US President Donald Trump’s controversial nominee for ambassador to South Africa offered support for disputed claims that thousands of white Afrikaner farmers are under attack in Africa’s most industrialized nation, a row that has come to dominate fraying ties between the two countries.
At a Senate confirmation hearing on Thursday, nominee Leo Brent Bozell — a longtime conservative media critic with no diplomatic background — declined to accept Democratic senators’ framing of Trump’s false genocide claims as “legally and morally absurd.” He also refused to directly answer questions suggesting the US should not have a refugee policy based on race: “In South Africa, you have thousands of attacks that have taken place against white farmers,” he said. Washington is reportedly planning to allow 7,000 white Afrikaners into the country, out of a total of just 7,500 refugees this year.

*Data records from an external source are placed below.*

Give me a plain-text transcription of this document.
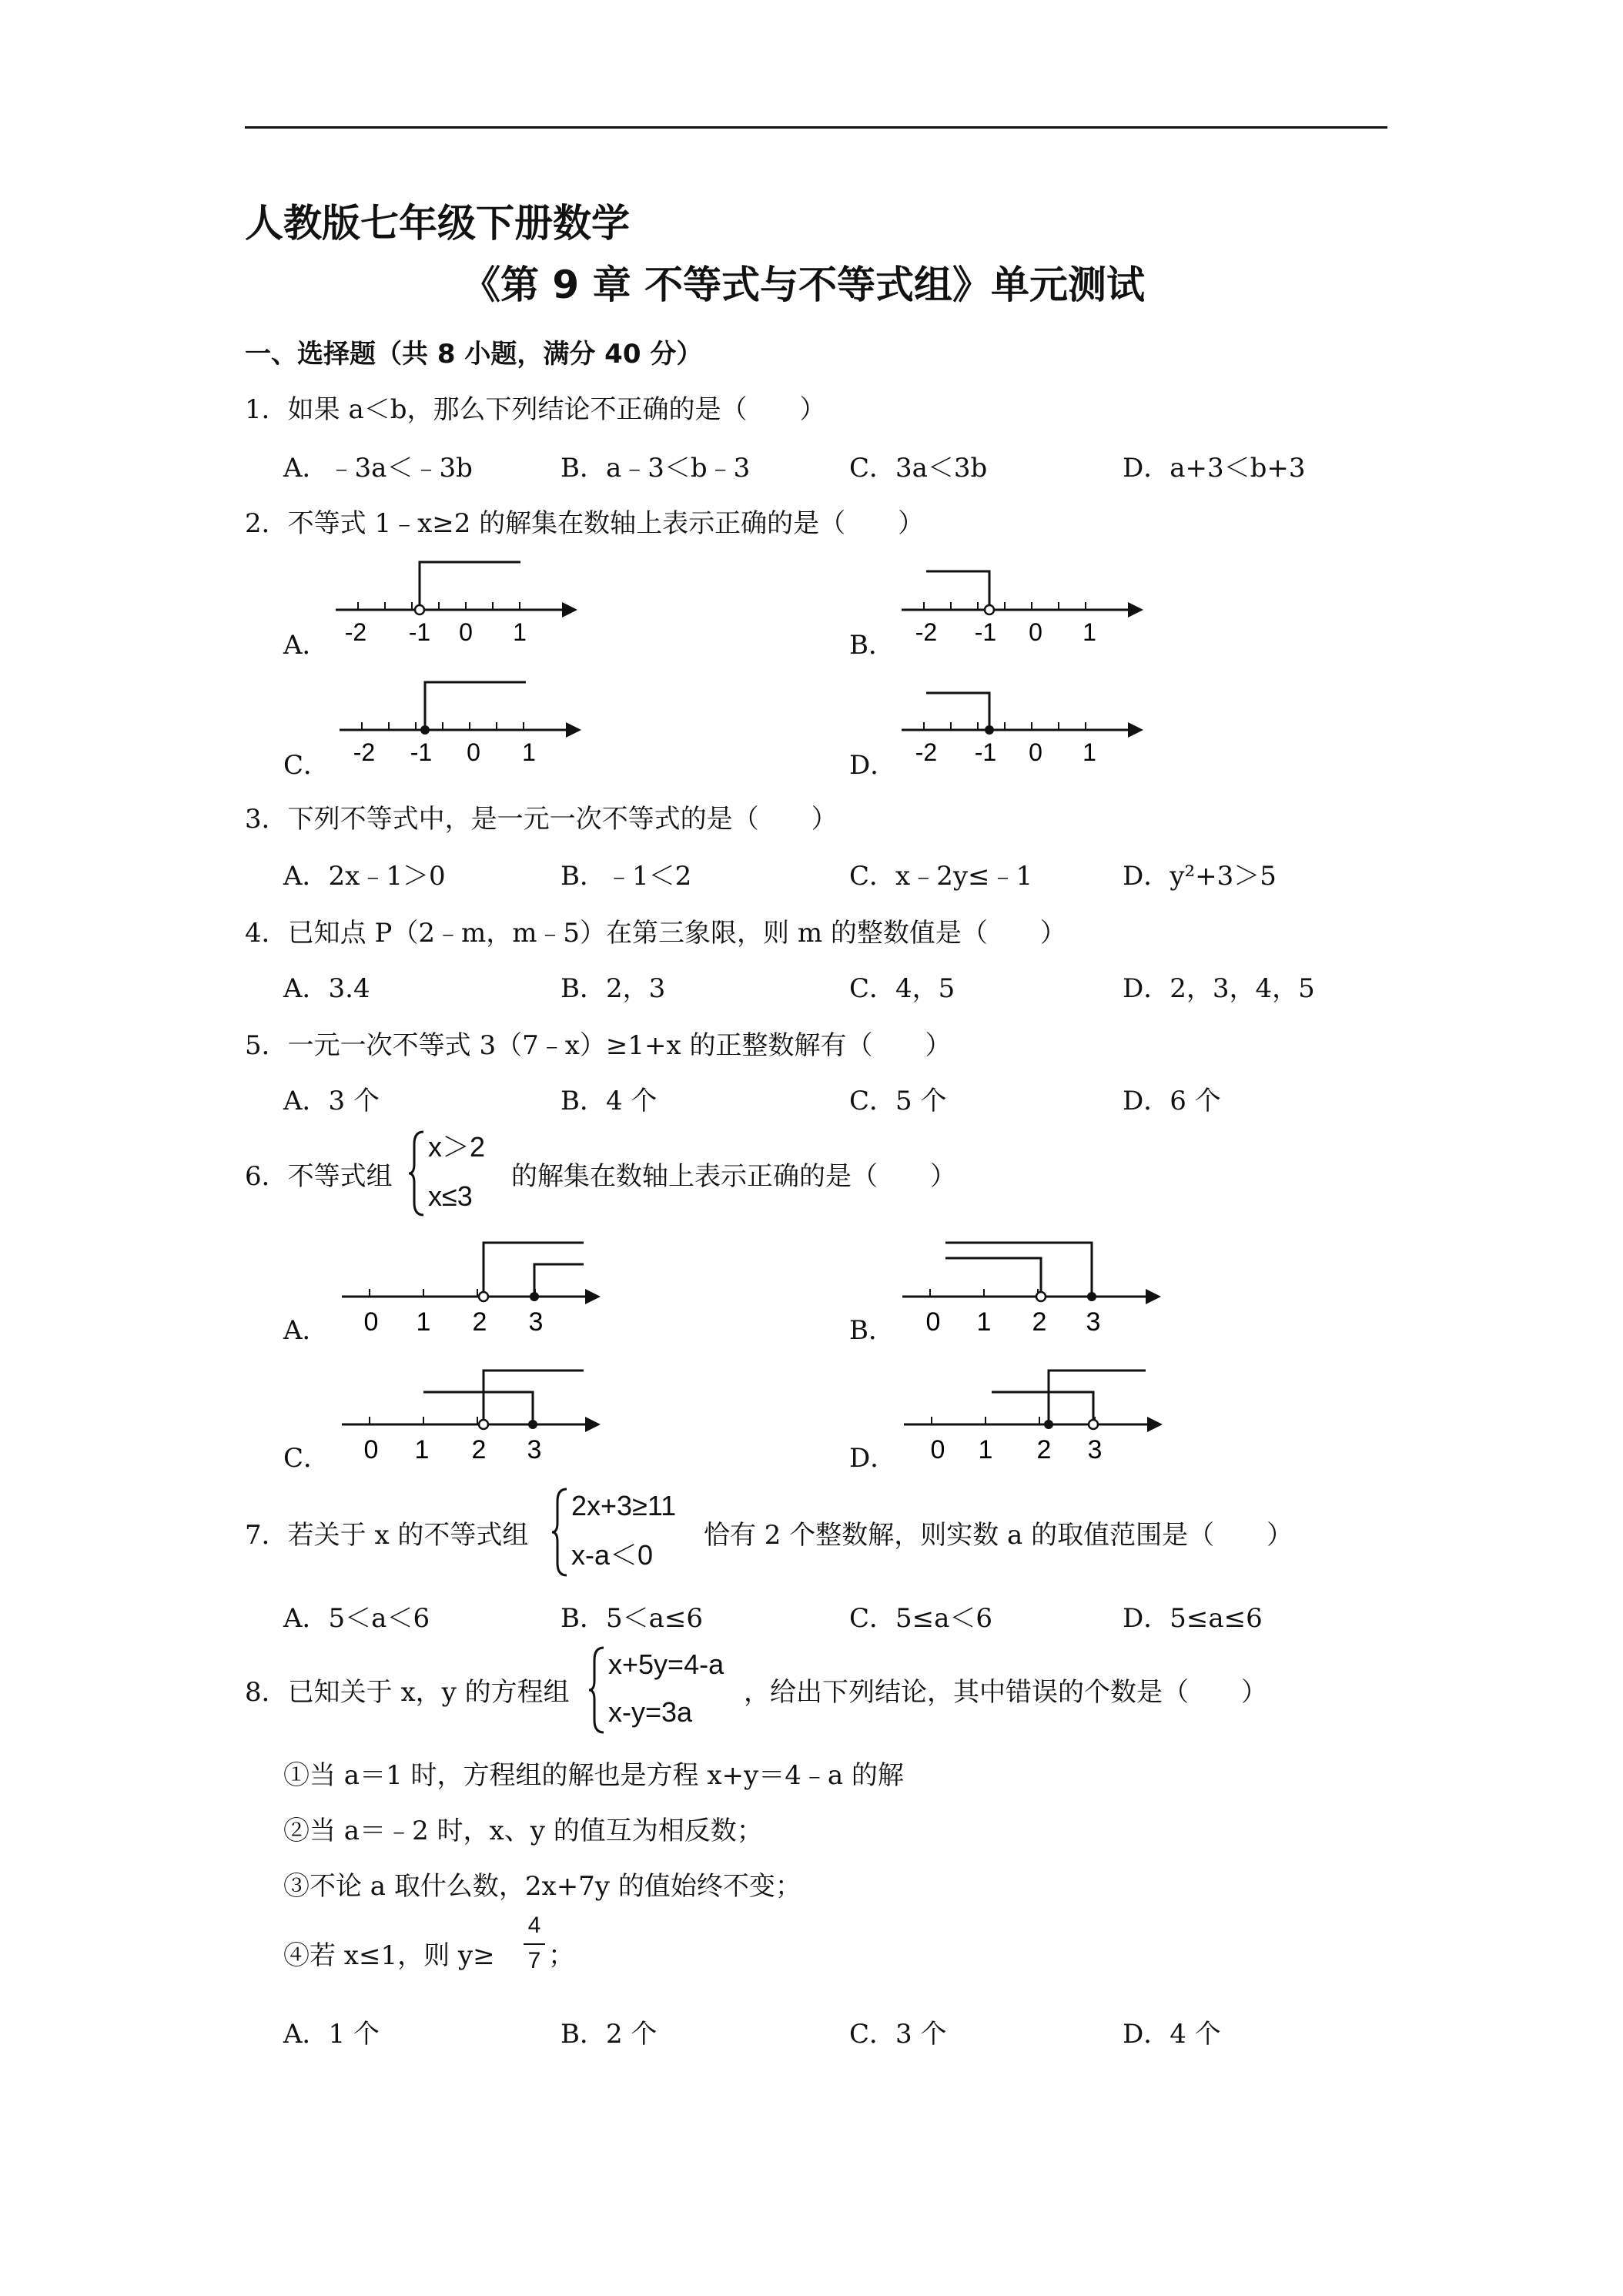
人教版七年级下册数学
《第 9 章 不等式与不等式组》单元测试
一、选择题（共 8 小题，满分 40 分）
1．如果 a＜b，那么下列结论不正确的是（　　）
A．﹣3a＜﹣3b	B．a﹣3＜b﹣3	C．3a＜3b	D．a+3＜b+3
2．不等式 1﹣x≥2 的解集在数轴上表示正确的是（　　）
A．	B．
C．	D．
-2 -1 0 1	-2 -1 0 1
-2 -1 0 1	-2 -1 0 1
3．下列不等式中，是一元一次不等式的是（　　）
A．2x﹣1＞0	B．﹣1＜2	C．x﹣2y≤﹣1	D．y²+3＞5
4．已知点 P（2﹣m，m﹣5）在第三象限，则 m 的整数值是（　　）
A．3.4	B．2，3	C．4，5	D．2，3，4，5
5．一元一次不等式 3（7﹣x）≥1+x 的正整数解有（　　）
A．3 个	B．4 个	C．5 个	D．6 个
6．不等式组
x＞2
x≤3
的解集在数轴上表示正确的是（　　）
A．	B．
C．	D．
0 1 2 3	0 1 2 3
0 1 2 3	0 1 2 3
7．若关于 x 的不等式组
2x+3≥11
x-a＜0
恰有 2 个整数解，则实数 a 的取值范围是（　　）
A．5＜a＜6	B．5＜a≤6	C．5≤a＜6	D．5≤a≤6
8．已知关于 x，y 的方程组
x+5y=4-a
x-y=3a
，给出下列结论，其中错误的个数是（　　）
①当 a＝1 时，方程组的解也是方程 x+y＝4﹣a 的解
②当 a＝﹣2 时，x、y 的值互为相反数；
③不论 a 取什么数，2x+7y 的值始终不变；
④若 x≤1，则 y≥
4
7 ；
A．1 个	B．2 个	C．3 个	D．4 个
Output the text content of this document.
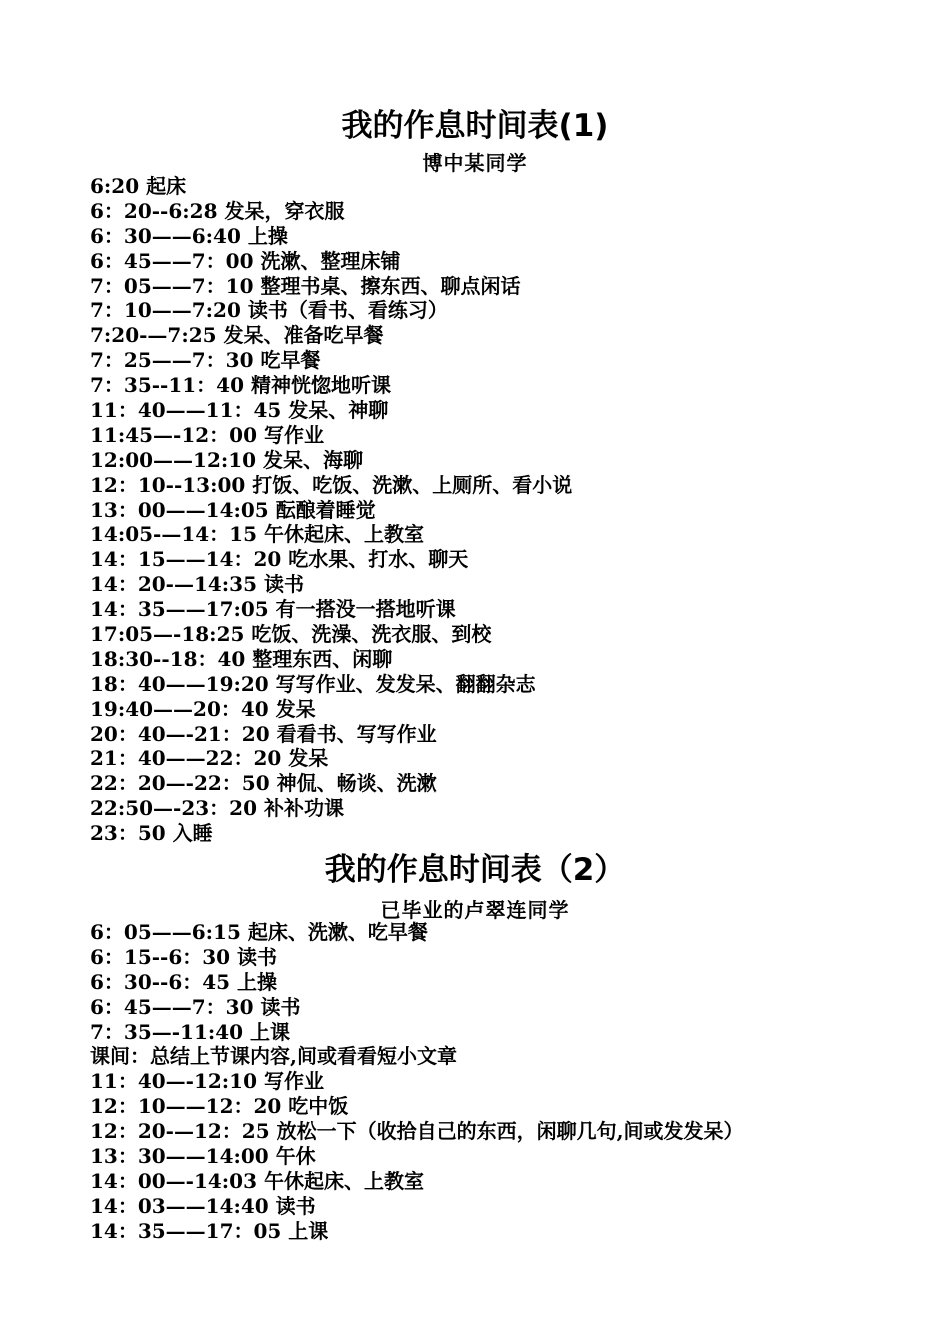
我的作息时间表(1)
博中某同学
6:20 起床
6：20--6:28 发呆，穿衣服
6：30——6:40 上操
6：45——7：00 洗漱、整理床铺
7：05——7：10 整理书桌、擦东西、聊点闲话
7：10——7:20 读书（看书、看练习）
7:20-—7:25 发呆、准备吃早餐
7：25——7：30 吃早餐
7：35--11：40 精神恍惚地听课
11：40——11：45 发呆、神聊
11:45—-12：00 写作业
12:00——12:10 发呆、海聊
12：10--13:00 打饭、吃饭、洗漱、上厕所、看小说
13：00——14:05 酝酿着睡觉
14:05-—14：15 午休起床、上教室
14：15——14：20 吃水果、打水、聊天
14：20-—14:35 读书
14：35——17:05 有一搭没一搭地听课
17:05—-18:25 吃饭、洗澡、洗衣服、到校
18:30--18：40 整理东西、闲聊
18：40——19:20 写写作业、发发呆、翻翻杂志
19:40——20：40 发呆
20：40—-21：20 看看书、写写作业
21：40——22：20 发呆
22：20—-22：50 神侃、畅谈、洗漱
22:50—-23：20 补补功课
23：50 入睡
我的作息时间表（2）
已毕业的卢翠连同学
6：05——6:15 起床、洗漱、吃早餐
6：15--6：30 读书
6：30--6：45 上操
6：45——7：30 读书
7：35—-11:40 上课
课间：总结上节课内容,间或看看短小文章
11：40—-12:10 写作业
12：10——12：20 吃中饭
12：20-—12：25 放松一下（收拾自己的东西，闲聊几句,间或发发呆）
13：30——14:00 午休
14：00—-14:03 午休起床、上教室
14：03——14:40 读书
14：35——17：05 上课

The “false narrative” of a genocide from the US has become a major sticking point in ongoing trade talks between Pretoria and Washington, South Africa’s foreign minister said this week. Bozell’s likely confirmation by a Republican-majority senate is expected to become another friction point. In March, Washington expelled Pretoria’s ambassador to the US for criticizing Trump during a webinar, and in May, South African President Cyril Ramaphosa was ambushed by Trump in the Oval Office with claims of “white genocide.”